Selon la LUSS, il est également très important de bien prendre la mesure des inégalités numériques et de leur impact sur l’accès aux soins de santé et aux droits sociaux. C’est pourquoi la LUSS a rédigé un plaidoyer en ce sens, publié en juin dernier. Plaidoyer qui dépasse le cadre du dossier santé partagé, étant donné l’utilisation du numérique à différents stades de la relation de soin. Cela concerne l’accès aux soins, avec la prise de rendez-vous qui se fait de plus en plus fréquemment via des sites Internet, des bornes numériques qui ont remplacé l’accueil humain à l’hôpital, pendant la consultation, lorsque celle-ci se pratique à distance, via des visioconférences. C’est aussi le cas lorsque le médecin utilise des outils comme l’ePrescription, l’outil BelRAI2 ou encore le dossier médical partagé. Le numérique est également présent après la consultation, notamment pour l’obtention du remboursement de soins auprès des mutuelles ou pour l’obtention de statut BIM, vu la diminution des permanences physiques dans ces institutions. L’accès à l’information en santé via Internet ou encore au dossier santé partagé suppose un matériel et des compétences adéquates pour trouver l’information et l’utiliser à bon escient. Autre difficulté : l’accès aux droits sociaux qui passe de plus en plus par l’informatique et qui oblige de nombreux services sociaux à se transformer en guichets d’aide pour les démarches administratives de ceux qui ne maîtrisent pas l’outil informatique.

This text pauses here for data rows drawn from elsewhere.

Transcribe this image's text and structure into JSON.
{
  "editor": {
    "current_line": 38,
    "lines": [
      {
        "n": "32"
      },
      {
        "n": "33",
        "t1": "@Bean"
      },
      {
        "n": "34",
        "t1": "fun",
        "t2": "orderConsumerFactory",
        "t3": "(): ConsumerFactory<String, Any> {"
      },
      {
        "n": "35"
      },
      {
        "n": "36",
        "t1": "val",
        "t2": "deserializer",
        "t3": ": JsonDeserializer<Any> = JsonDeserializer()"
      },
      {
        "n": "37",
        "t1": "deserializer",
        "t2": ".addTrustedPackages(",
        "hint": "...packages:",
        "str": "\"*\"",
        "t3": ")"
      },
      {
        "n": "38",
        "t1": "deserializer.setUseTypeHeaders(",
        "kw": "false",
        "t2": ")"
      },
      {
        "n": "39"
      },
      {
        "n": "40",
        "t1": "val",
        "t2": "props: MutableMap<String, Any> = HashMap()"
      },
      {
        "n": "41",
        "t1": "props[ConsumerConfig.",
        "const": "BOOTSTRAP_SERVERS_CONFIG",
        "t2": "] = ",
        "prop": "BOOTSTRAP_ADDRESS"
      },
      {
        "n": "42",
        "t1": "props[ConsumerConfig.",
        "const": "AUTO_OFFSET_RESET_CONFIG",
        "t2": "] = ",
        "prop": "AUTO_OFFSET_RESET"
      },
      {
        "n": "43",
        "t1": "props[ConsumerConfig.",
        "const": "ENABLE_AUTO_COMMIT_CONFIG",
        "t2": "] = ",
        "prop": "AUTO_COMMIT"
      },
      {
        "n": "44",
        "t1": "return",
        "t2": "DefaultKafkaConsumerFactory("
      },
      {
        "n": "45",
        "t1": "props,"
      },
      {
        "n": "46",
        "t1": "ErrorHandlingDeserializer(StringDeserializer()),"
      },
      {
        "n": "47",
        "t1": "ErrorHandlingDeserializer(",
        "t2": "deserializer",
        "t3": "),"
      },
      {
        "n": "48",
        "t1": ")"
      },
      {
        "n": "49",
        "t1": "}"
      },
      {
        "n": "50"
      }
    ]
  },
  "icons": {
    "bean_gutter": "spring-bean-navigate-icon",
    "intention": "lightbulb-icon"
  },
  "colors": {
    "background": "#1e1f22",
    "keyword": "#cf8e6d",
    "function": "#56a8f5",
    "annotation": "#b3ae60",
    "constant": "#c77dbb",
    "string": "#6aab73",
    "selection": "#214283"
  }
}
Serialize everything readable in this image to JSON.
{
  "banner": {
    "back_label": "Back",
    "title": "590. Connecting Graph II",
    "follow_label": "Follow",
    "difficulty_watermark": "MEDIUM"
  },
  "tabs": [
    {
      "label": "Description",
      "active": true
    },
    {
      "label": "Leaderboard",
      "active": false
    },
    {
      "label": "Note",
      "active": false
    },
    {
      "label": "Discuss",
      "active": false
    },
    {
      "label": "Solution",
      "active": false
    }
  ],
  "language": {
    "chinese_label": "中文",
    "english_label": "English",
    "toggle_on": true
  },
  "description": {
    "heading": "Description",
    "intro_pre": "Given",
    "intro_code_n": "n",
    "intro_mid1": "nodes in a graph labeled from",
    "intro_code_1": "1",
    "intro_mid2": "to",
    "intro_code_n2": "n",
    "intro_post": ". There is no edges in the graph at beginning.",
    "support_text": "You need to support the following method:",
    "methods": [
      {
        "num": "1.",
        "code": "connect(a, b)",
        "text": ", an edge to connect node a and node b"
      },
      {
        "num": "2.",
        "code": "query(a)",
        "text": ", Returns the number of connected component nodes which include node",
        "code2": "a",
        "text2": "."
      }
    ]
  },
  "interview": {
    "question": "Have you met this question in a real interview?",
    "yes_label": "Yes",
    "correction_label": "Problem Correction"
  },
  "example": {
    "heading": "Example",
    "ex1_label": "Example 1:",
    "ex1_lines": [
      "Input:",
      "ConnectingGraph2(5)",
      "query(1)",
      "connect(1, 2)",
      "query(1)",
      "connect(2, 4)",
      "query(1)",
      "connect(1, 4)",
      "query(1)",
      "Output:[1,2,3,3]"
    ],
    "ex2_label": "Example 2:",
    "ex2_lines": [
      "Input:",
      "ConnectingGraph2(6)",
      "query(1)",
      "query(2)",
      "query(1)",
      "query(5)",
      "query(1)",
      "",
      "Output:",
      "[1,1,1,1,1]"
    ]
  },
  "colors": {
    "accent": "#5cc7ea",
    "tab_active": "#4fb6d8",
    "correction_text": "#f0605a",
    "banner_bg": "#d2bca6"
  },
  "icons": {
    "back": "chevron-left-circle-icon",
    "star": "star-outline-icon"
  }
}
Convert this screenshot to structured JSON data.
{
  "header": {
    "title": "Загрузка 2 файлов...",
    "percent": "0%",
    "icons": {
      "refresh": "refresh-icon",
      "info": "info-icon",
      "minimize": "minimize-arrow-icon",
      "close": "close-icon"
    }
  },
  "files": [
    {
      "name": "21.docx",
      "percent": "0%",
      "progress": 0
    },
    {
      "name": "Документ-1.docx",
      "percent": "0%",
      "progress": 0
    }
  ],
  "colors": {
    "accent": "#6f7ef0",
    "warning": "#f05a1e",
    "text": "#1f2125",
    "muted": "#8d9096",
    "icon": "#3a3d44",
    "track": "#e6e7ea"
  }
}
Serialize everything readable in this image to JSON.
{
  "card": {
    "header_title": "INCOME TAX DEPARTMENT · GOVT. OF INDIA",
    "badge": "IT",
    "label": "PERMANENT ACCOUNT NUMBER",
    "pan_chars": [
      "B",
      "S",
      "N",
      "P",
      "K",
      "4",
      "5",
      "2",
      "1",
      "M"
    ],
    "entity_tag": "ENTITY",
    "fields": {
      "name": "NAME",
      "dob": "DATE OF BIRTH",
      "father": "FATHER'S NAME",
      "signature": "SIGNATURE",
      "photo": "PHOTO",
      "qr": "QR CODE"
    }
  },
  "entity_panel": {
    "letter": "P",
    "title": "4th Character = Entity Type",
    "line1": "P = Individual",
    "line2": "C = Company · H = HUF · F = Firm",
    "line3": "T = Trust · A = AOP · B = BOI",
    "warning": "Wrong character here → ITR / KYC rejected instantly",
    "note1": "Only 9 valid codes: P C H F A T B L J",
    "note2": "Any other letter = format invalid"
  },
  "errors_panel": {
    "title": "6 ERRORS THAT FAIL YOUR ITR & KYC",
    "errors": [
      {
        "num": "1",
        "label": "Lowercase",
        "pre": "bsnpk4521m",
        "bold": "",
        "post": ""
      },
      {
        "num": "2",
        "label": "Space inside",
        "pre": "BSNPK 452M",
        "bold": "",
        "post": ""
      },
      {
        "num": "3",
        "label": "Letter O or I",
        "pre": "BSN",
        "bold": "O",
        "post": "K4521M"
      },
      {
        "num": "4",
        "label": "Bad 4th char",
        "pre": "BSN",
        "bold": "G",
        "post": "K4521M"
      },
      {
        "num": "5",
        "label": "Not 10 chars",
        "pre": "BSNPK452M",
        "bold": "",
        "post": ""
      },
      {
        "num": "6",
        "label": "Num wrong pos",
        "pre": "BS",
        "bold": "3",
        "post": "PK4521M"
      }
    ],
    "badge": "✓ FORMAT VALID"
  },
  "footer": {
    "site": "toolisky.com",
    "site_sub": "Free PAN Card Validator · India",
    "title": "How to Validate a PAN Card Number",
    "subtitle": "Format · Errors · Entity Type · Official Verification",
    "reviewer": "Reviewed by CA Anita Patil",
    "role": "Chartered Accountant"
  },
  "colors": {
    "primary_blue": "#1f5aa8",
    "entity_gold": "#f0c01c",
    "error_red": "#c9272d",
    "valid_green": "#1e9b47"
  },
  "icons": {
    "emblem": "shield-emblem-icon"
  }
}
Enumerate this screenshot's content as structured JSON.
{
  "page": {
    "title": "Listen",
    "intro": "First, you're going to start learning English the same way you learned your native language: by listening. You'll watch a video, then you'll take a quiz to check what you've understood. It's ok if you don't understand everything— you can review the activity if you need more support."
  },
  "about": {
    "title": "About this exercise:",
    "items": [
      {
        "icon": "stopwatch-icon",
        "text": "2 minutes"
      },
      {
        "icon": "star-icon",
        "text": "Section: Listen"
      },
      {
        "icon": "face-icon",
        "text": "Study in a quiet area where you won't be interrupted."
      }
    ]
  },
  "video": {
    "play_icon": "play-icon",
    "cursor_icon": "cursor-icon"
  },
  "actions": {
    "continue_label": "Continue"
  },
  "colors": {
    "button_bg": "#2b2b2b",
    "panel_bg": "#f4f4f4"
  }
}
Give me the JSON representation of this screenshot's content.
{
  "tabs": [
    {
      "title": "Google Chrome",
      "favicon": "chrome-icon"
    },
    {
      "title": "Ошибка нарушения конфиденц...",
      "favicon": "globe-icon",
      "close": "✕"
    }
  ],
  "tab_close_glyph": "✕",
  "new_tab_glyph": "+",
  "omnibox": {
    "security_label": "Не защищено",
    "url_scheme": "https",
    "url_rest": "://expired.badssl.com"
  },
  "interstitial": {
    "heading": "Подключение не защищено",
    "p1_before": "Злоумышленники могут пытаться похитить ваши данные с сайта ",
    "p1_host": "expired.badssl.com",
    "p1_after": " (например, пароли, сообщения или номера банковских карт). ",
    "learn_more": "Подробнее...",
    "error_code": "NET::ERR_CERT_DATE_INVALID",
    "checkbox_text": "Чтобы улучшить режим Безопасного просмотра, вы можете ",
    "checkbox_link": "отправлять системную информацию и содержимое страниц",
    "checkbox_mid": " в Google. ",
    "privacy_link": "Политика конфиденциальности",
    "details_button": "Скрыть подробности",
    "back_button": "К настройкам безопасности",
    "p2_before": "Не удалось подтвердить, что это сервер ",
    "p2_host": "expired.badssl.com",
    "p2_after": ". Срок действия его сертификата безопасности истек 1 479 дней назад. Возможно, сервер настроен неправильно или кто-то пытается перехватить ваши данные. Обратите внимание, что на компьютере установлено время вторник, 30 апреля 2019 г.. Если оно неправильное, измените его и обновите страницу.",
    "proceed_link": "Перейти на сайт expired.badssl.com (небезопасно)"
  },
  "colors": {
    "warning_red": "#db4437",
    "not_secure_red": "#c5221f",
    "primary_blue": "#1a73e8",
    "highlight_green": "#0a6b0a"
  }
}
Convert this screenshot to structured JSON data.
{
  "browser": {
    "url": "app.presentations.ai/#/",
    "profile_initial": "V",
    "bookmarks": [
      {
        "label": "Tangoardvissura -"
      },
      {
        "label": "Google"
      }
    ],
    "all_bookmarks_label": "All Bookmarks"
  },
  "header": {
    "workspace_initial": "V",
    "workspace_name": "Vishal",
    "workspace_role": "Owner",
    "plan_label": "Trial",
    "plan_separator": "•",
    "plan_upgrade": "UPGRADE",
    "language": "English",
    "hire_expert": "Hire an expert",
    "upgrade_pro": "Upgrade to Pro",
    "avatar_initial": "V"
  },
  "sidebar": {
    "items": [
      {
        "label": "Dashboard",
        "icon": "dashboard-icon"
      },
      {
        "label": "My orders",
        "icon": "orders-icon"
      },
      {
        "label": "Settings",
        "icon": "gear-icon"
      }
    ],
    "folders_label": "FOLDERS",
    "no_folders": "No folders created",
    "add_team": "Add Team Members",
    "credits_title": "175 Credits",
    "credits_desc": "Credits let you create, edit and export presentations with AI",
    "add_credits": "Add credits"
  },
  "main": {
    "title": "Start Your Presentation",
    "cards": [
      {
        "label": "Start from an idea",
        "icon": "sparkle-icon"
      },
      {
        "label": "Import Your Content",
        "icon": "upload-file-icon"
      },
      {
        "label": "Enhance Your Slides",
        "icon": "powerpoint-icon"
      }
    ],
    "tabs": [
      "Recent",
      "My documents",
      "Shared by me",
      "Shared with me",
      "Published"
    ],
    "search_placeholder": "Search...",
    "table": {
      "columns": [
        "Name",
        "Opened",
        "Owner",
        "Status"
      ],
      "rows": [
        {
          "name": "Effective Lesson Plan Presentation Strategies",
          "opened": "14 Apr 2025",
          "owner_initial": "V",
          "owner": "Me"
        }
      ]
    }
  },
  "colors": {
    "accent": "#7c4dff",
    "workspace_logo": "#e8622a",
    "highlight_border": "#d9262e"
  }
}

Dans son plaidoyer, la LUSS recommande de permettre un accès aux services et soins de santé pour tous, en assurant la présence d’alternatives au numérique via des guichets physiques ou des permanences téléphoniques, en soutenant la formation des citoyen·ne·s dans ce changement de paradigme, en automatisant le recours aux droits et en simplifiant les procédures administratives. L’accent est mis sur la nécessité d’informer via des messages de prévention, des campagnes de sensibilisation, l’organisation de tests des procédures d’accès aux données numériques avec les usagers. La LUSS insiste également sur l’élaboration d’un plan interministériel incluant le financement des services et alternatives pour pallier les difficultés liées à l’accès aux soins et services de santé.

Nathalie Cobbaut

Voir aussi l’article « De la santé vers l’e-santé : encore du chemin », paru dans l’e-Mag Bruxelles Santé n°11 et consultable sur le site de Question Santé.


  1. Une brochure a été publiée par la FRB à la suite de cette enquête, avec pour objectif le fait de répondre aux questions des citoyens à propos des données (numériques) de santé. Pour la télécharger.
  2. L’outil BelRAI a pour vocation annoncée d’aider les professionnels et les organisations de soins à évaluer et surveiller les besoins d’aide et de soins et le fonctionnement des personnes vulnérables ou en situation de soins complexes.